Pero volvamos al taxi. Mamá viajaba junto a mi y daba instrucciones cual Virgilio al conductor; siempre las mismas: A la derecha en Díaz Mirón, pasando Dr. Atl, a la izquierda en Torres Bodet, todo derecho. Una clave críptica de nombres y apellidos que en una cabeza infantil no significan nada más que la sonoridad de la palabra misma: Doctor Atl, Manuel Carpio, Sabino, Naranjo, Azuela, Acacias, Eligio Ancona. hoy En realidad, vine aquí a confesarme: si caigo, me levanto y reincido en el vicio de ligar palabras y escribirlas, no es porque me lo haya enseñado primero la literatura, sino el sonido del nombre de estas calles.
Pero ahí no terminaba el viaje. Sin que mi madre (creo) llegara a darse cuenta, siempre preferí sentarme observando la ventana derecha del auto. Poco antes de llegar al portón de la primaria, me asaltaba la visión de un bosque tupido, perdido en medio de las casonas. Y ahí, en medio, la vista fugaz de una especie de templo deshabitado, mitad árabe, mitad alebrije. Lo veía siempre desde lejos, intrigado, con la misma inquietud nerviosa que producen las imágenes religiosas, las mezquitas, los barrios bravos o los table-dance. Como se imaginarán, semejante viaje matutino no podía tener un clímax más aguado: el asunto terminaba siempre, irremediablemente, en el pupitre y frente a la maestra.
Aunque yo era un forastero, Santa María terminó siendo mi barrio. El olor avejentado de sus casas, la geometría de sus esquinas, sus locales de pasillos oscuros y patios cuarteados, todo aquello me habita hoy como la escenografía melancólica de mi infancia. He intentado escribir sobre ella, escribirla, pero algo me detiene las manos a la primera línea: el miedo a que lo escrito al final sea diferente a lo recordado, y peor: que se sobreponga a ello, que lo que escribí tome el lugar, lenta y silenciosamente, de lo que recordaba.

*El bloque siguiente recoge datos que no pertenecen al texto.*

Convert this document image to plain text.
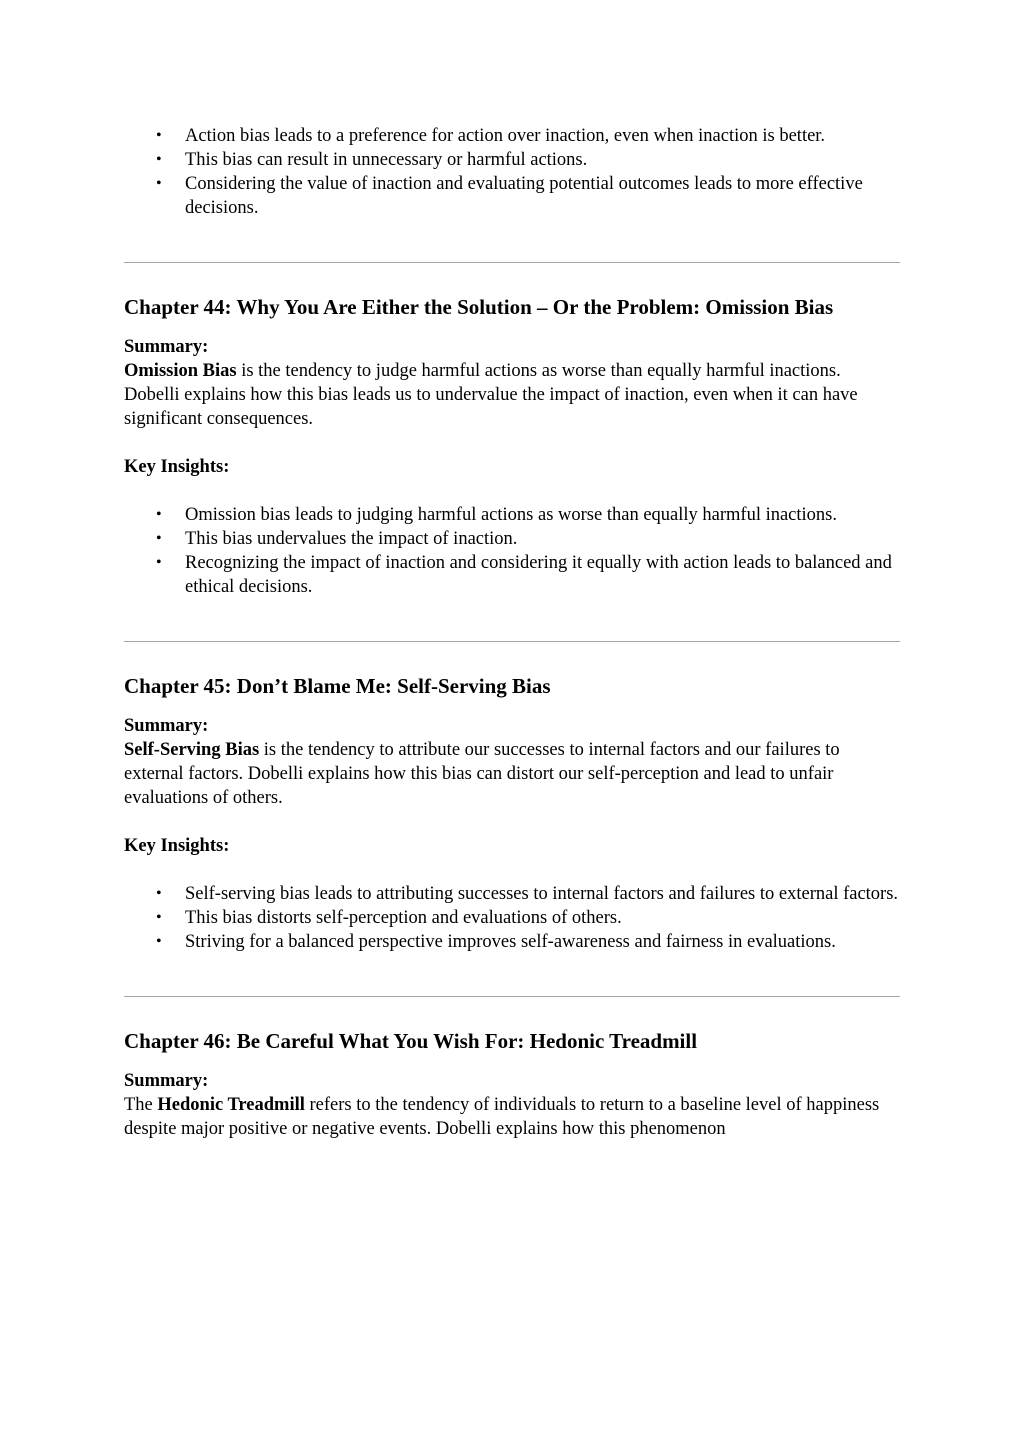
• Action bias leads to a preference for action over inaction, even when inaction is better.
• This bias can result in unnecessary or harmful actions.
• Considering the value of inaction and evaluating potential outcomes leads to more effective decisions.
Chapter 44: Why You Are Either the Solution – Or the Problem: Omission Bias
Summary:

Omission Bias is the tendency to judge harmful actions as worse than equally harmful inactions. Dobelli explains how this bias leads us to undervalue the impact of inaction, even when it can have significant consequences.

Key Insights:
• Omission bias leads to judging harmful actions as worse than equally harmful inactions.
• This bias undervalues the impact of inaction.
• Recognizing the impact of inaction and considering it equally with action leads to balanced and ethical decisions.
Chapter 45: Don’t Blame Me: Self-Serving Bias
Summary:

Self-Serving Bias is the tendency to attribute our successes to internal factors and our failures to external factors. Dobelli explains how this bias can distort our self-perception and lead to unfair evaluations of others.

Key Insights:
• Self-serving bias leads to attributing successes to internal factors and failures to external factors.
• This bias distorts self-perception and evaluations of others.
• Striving for a balanced perspective improves self-awareness and fairness in evaluations.
Chapter 46: Be Careful What You Wish For: Hedonic Treadmill
Summary:

The Hedonic Treadmill refers to the tendency of individuals to return to a baseline level of happiness despite major positive or negative events. Dobelli explains how this phenomenon
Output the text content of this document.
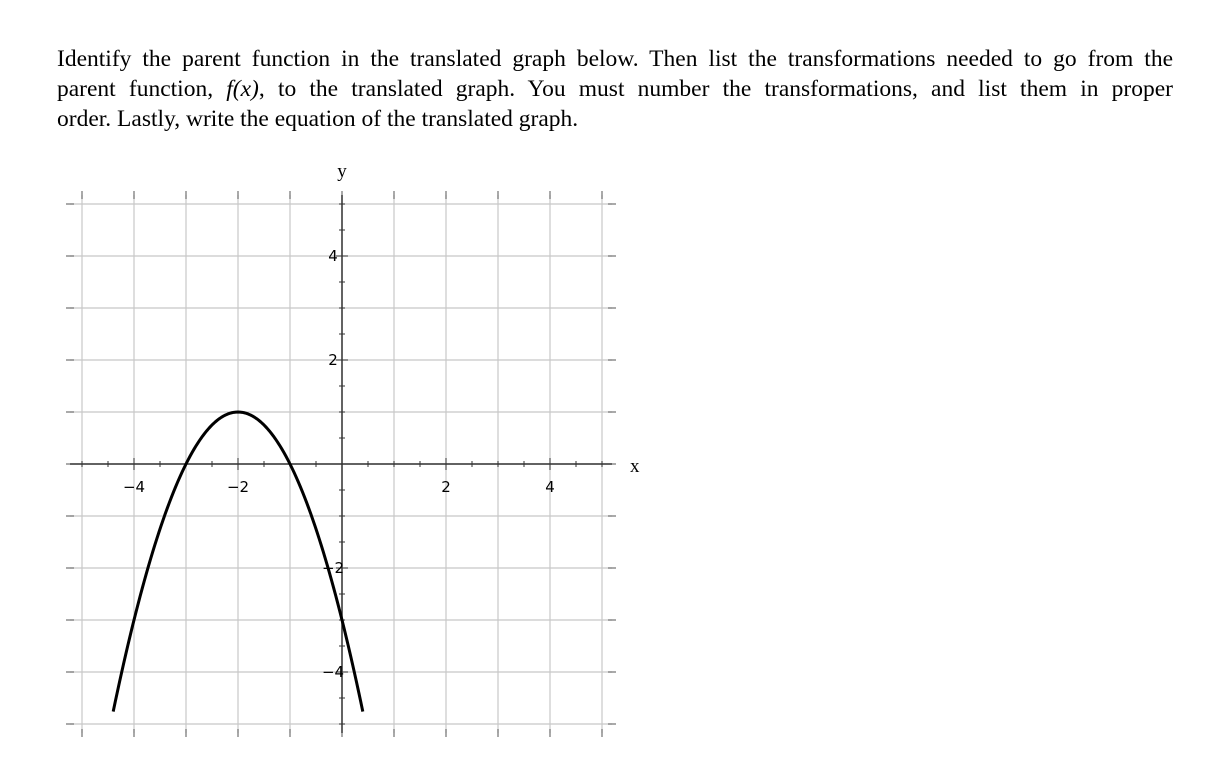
Identify the parent function in the translated graph below. Then list the transformations needed to go from the
parent function, f(x), to the translated graph. You must number the transformations, and list them in proper
order. Lastly, write the equation of the translated graph.
−4	−2	2	4
4
2
−2
−4
x
y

Hay toda una literatura hecha de los barrios que se amaron (incluso odiaron) en la infancia: Thomas Bernhard, José Emilio Pacheco, Naguib Mahfouz, Marcel Proust, los patios bonaerenses de Borges. Pero en la mayoría de esos casos, se escribe como último recurso, para moldear las cenizas y los escombros de lugares que ya no existen, o que ya no existen como existían entonces.

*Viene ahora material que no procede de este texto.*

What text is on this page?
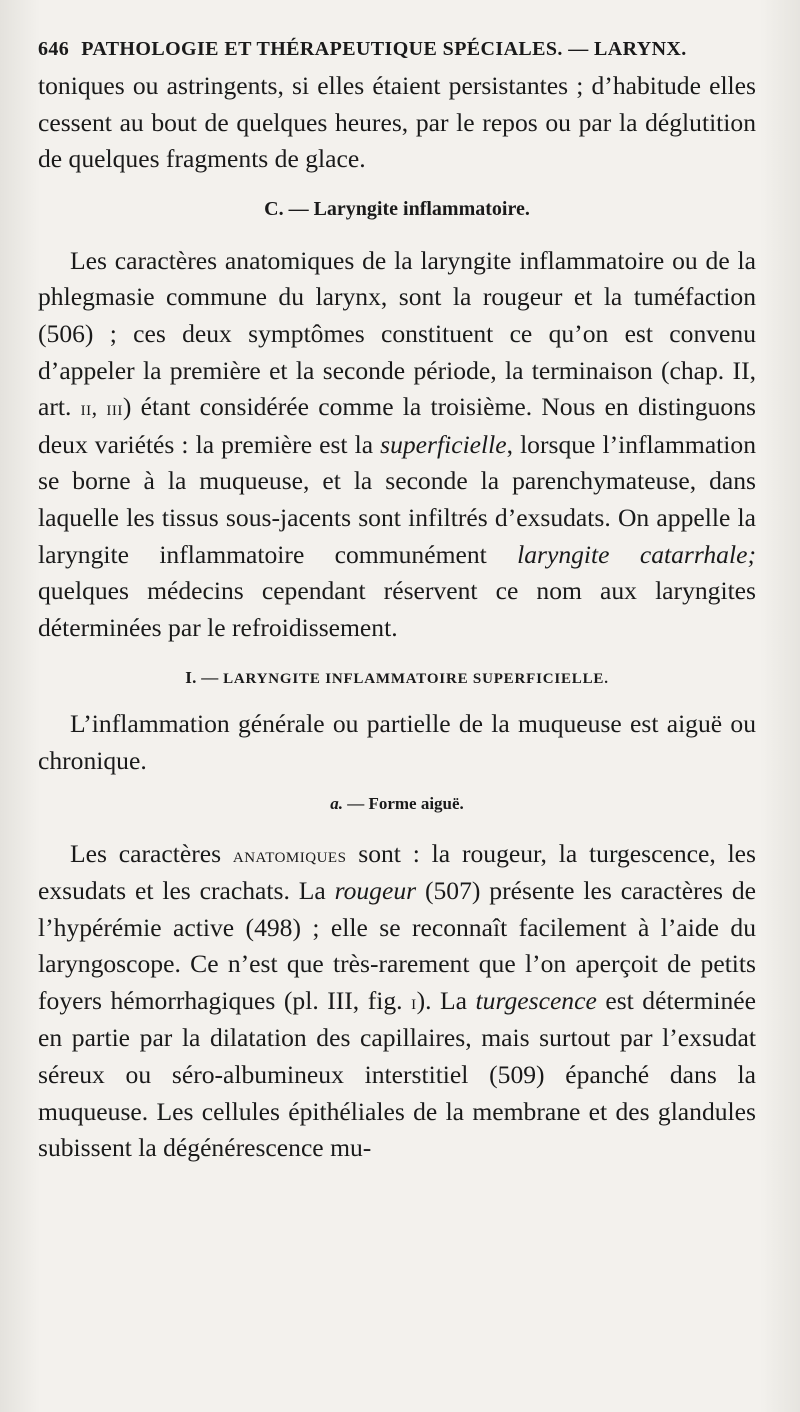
646 PATHOLOGIE ET THÉRAPEUTIQUE SPÉCIALES. — LARYNX.

toniques ou astringents, si elles étaient persistantes ; d’habitude elles cessent au bout de quelques heures, par le repos ou par la déglutition de quelques fragments de glace.

C. — Laryngite inflammatoire.

Les caractères anatomiques de la laryngite inflammatoire ou de la phlegmasie commune du larynx, sont la rougeur et la tuméfaction (506) ; ces deux symptômes constituent ce qu’on est convenu d’appeler la première et la seconde période, la terminaison (chap. II, art. ii, iii) étant considérée comme la troisième. Nous en distinguons deux variétés : la première est la superficielle, lorsque l’inflammation se borne à la muqueuse, et la seconde la parenchymateuse, dans laquelle les tissus sous-jacents sont infiltrés d’exsudats. On appelle la laryngite inflammatoire communément laryngite catarrhale; quelques médecins cependant réservent ce nom aux laryngites déterminées par le refroidissement.

I. — LARYNGITE INFLAMMATOIRE SUPERFICIELLE.

L’inflammation générale ou partielle de la muqueuse est aiguë ou chronique.

a. — Forme aiguë.

Les caractères anatomiques sont : la rougeur, la turgescence, les exsudats et les crachats. La rougeur (507) présente les caractères de l’hypérémie active (498) ; elle se reconnaît facilement à l’aide du laryngoscope. Ce n’est que très-rarement que l’on aperçoit de petits foyers hémorrhagiques (pl. III, fig. i). La turgescence est déterminée en partie par la dilatation des capillaires, mais surtout par l’exsudat séreux ou séro-albumineux interstitiel (509) épanché dans la muqueuse. Les cellules épithéliales de la membrane et des glandules subissent la dégénérescence mu-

Hoy regresé a Santa María la Ribera para comprobar que aún existe, y que existe tal y como la vi en esos años. No sólo sigue siendo la misma. Yo también sigo siendo yo...El texto anterior fue escrito y leído en vivo el 23 de abril de 2012, en el marco de la Feria del Libro del Kiosko Morisco, en conmemoración del 150 aniversario de Santa María La Ribera..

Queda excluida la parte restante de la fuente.